After the government issued a directive against discounts by ecommerce marketplaces, the Karnataka government has now cracked down against surge pricing on cabs that commutech apps like Uber and Ola regularly employ at the pretext of offsetting high demands. This move is sure to delight the customers that frequently complain about the high surge fares on rides, but could hit the revenues of the commutech players.
| “The fare and other charges, the policy says, cannot be higher than the fare fixed by the government from time to time. Which means the app firms must charge a fare within a band the upper limit of which is capped.” |
“We have not allowed the surge pricing because the purpose of using the technology is to increase service standards for cab users at competitive fares. We have focussed this policy around this, and given a lot of importance to safety aspects,” Transport Minister Ramalinga Reddy told ET.
However, the new policy isn’t all about making things difficult for the commutech companies. It includes a few directives that are driver friendly and may make it easier for these companies to recruit more drivers, hence increasing the cab supply to fuel demand. For starters, anyone with a valid licence and living in Karnataka for two years can drive a cab for an app service like Ola or Uber. Also, Taxi permit holders can switch between ride hailing apps as per their choice. Additionally, in response to Uber’s concern about the high costs associated with registering as a cab aggregator, the government has also halved the registration fees and the security deposit required to start business.
Keeping the customer friendly overtone implication of this policy intact, the govt. still mandates the cabs to have a “panic button” inside the car, following incidents of sexual harassment and safety issues in the past.
This new policy on cab aggregator apps may come across as a piece of good news for the customers, but the cab companies are likely to be frowning as surge pricing helps offset the low fares offered by them and could be the difference between their profits and losses.
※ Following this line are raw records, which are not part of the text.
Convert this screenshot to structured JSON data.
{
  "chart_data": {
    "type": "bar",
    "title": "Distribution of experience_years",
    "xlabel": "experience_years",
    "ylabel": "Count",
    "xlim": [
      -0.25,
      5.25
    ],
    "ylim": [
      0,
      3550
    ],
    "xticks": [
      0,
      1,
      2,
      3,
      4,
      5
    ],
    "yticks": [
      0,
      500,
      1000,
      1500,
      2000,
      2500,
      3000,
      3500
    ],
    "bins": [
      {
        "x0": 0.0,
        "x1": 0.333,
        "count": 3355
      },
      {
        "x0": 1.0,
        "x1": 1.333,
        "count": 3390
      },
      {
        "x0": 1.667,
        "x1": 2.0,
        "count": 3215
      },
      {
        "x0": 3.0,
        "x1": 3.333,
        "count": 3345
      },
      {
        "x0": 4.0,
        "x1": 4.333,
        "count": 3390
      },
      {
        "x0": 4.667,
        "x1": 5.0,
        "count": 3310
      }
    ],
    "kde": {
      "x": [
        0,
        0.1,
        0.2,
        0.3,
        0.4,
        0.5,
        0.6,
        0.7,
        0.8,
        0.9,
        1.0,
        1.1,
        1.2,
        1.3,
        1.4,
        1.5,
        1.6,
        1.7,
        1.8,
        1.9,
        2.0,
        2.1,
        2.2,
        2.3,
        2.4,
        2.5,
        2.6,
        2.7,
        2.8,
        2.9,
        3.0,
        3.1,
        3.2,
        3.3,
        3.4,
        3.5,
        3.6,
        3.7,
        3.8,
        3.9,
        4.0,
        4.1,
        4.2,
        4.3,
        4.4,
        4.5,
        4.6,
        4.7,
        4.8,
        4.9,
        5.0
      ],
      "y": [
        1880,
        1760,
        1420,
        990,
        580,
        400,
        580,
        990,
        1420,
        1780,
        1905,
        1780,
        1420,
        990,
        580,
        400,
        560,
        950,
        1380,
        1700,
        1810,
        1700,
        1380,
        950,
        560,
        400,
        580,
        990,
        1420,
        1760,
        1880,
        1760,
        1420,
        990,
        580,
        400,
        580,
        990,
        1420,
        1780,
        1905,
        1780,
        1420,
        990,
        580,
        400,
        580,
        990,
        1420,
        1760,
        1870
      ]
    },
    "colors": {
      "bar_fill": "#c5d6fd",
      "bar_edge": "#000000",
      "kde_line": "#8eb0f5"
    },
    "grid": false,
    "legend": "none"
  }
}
We reached out to Uber, but they have refused to comment on the issue.
Bangalore is the biggest market for both Uber and Ola, and regular interventions by the Karnataka government impact their services. Recently, the government had declared the bike taxis business model illegal and seized many of Uber’s bike taxis in the process. Shuttle bus operators like Zipgo and Ola are not allowed to ply either.
It’s hard to say if the Karnataka government is trying to achieve a fair, well balanced ecosystem in India’s startup capital in the wake of the PM Modi-driven Startup India movement, or actively trying to discourage it with its seemingly draconian policies.